The participation in the meetings has generally been light and the feedback has been neutral to positive.
I’m taking this to mean that our effort to hold the tax rate at 60 cents, the same as the last two years, even though the county’s tax roll is down significantly, and to keep our overall budget the same as last year’s is being viewed positively.
But I’m always open for business and encourage your constructive comments any time.
As last week’s article indicated, consistent performance is critical to our success.
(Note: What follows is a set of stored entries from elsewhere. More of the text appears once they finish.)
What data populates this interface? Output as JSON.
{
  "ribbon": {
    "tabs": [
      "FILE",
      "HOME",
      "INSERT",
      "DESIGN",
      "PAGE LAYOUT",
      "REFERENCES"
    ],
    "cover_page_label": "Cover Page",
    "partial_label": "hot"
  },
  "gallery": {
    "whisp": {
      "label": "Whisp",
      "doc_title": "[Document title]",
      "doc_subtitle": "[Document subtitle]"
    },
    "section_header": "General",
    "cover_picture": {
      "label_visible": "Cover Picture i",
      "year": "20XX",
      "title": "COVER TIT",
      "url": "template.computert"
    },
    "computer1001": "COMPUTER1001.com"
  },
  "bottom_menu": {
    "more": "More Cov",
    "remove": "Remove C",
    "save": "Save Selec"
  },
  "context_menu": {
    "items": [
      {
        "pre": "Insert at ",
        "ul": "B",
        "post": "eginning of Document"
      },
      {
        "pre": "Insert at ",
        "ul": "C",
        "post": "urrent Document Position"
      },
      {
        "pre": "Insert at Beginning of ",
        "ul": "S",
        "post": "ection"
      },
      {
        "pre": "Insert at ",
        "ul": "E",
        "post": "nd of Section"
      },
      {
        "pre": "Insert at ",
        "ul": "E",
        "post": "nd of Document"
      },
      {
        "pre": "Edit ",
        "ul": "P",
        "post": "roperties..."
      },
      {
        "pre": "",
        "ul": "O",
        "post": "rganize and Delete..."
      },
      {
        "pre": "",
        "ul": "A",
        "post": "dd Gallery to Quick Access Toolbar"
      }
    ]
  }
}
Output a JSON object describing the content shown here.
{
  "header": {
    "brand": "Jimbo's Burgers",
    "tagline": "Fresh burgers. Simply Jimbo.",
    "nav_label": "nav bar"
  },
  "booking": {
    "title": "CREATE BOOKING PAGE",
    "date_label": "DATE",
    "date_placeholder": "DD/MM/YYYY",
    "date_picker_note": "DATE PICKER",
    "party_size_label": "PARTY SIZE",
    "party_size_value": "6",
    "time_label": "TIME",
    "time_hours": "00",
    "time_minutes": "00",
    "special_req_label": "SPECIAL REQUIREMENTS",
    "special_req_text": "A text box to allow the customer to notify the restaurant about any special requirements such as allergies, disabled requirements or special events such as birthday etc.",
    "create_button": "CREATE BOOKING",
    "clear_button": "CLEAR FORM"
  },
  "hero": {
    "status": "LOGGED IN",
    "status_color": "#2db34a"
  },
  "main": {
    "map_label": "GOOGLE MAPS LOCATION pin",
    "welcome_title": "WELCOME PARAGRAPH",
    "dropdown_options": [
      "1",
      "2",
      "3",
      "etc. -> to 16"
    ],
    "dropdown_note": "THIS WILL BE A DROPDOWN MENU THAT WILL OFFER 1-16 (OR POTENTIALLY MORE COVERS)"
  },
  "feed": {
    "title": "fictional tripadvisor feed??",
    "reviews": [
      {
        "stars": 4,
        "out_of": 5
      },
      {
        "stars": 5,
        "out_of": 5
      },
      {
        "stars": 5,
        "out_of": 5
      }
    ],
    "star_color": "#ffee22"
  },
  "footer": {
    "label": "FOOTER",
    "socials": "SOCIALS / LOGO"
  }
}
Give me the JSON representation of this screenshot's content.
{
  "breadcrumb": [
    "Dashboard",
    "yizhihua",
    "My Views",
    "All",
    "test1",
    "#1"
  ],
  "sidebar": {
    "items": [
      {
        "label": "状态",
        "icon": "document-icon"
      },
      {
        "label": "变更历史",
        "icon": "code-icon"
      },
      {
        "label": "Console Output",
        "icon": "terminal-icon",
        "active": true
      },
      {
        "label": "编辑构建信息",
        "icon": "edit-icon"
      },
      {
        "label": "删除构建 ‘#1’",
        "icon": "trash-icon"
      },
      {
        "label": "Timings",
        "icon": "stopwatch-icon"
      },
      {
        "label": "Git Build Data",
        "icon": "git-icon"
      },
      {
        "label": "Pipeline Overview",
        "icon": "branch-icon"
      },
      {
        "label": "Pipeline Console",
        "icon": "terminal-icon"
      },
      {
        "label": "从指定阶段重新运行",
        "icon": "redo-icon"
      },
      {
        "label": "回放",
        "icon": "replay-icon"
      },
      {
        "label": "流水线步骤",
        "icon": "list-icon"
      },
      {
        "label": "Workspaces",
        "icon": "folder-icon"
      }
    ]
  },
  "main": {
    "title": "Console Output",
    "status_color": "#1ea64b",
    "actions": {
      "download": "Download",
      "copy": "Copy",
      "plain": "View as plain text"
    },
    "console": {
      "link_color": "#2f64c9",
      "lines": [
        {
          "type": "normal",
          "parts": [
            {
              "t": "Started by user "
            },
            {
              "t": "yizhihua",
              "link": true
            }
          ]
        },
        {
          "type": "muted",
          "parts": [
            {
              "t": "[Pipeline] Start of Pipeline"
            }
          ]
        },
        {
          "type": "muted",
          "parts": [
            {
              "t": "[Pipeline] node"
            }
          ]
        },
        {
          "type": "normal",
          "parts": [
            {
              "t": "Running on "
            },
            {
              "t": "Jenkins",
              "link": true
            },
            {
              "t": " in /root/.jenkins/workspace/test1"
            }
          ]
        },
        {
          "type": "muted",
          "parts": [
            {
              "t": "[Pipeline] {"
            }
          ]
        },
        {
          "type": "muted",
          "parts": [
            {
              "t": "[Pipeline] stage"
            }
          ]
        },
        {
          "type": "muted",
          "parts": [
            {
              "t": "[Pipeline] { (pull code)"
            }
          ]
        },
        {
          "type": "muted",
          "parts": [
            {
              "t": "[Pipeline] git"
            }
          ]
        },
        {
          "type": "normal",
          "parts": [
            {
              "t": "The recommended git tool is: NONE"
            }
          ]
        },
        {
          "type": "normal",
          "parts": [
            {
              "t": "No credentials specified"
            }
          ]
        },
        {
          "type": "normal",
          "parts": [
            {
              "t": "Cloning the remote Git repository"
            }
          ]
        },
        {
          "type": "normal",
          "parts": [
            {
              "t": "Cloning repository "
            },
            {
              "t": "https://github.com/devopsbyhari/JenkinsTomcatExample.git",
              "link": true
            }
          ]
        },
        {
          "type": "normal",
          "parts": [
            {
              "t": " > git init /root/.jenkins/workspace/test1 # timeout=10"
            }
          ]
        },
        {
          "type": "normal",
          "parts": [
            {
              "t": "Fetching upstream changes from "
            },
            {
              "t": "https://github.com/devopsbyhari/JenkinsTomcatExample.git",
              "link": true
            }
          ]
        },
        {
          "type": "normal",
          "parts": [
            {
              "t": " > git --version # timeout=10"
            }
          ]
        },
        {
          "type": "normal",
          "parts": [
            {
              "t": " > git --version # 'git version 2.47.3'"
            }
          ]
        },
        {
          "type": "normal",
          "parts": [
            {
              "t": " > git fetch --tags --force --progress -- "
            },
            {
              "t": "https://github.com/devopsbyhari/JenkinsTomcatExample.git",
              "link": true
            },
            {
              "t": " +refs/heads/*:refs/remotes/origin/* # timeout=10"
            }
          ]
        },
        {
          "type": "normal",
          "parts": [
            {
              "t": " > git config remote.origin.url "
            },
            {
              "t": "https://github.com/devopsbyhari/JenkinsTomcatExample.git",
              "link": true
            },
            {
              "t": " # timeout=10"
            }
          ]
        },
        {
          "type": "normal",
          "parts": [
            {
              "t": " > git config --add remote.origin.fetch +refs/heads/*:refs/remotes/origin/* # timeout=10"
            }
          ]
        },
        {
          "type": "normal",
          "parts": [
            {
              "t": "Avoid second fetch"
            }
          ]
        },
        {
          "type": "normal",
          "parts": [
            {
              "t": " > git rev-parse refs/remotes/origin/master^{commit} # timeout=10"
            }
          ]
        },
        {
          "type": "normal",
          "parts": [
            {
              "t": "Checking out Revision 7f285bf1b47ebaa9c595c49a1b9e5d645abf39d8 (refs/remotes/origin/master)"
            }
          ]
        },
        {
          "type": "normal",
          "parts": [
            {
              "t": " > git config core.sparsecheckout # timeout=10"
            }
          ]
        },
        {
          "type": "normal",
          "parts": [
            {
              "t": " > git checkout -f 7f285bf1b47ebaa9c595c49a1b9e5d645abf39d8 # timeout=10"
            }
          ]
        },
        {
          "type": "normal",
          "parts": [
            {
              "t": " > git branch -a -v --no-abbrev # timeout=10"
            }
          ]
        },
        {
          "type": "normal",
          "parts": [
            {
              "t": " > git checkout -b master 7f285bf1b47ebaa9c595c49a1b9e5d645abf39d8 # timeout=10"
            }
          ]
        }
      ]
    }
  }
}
As you’ve probably seen in the news, jury selection for the murder trial has been postponed until next January, therefore, most of the costs of the trial will now fall into next year which will significantly impact the 2013 budget year instead of 2012, already presenting the first major challenge to next year’s budget implementation.
Oh well, here we go again.
But on the positive side, the analysis of the August budget report indicates that we should accumulate some $850,000 in reserves in the general fund by year end 2012.
(The report is posted for your review on our web site at www.milamcounty.net.) This will give us some good insurance heading into 2013. A big “thank you” to all of you elected officials, department heads, and county employees who operate efficiently during the year making this surplus happen.
As I’ve made the rounds conducting these budget meetings in our towns and communities as well as having attended several events lately such as the Gause Founder’s Day Parade, the O. J. Thomas Reunion gathering at Progressive Baptist Church, the Marak Picnic, the Rally in the Park with our new Congressman Bill Flores and new State Representative Marsha Farney here visiting with us, my pride in Milam County pegged the needle.
Seeing Milam County folks coming together and enjoying each other, being interested in your communities and your government, being interested in each other and in what happens to the place where you live, that’s what it’s all about.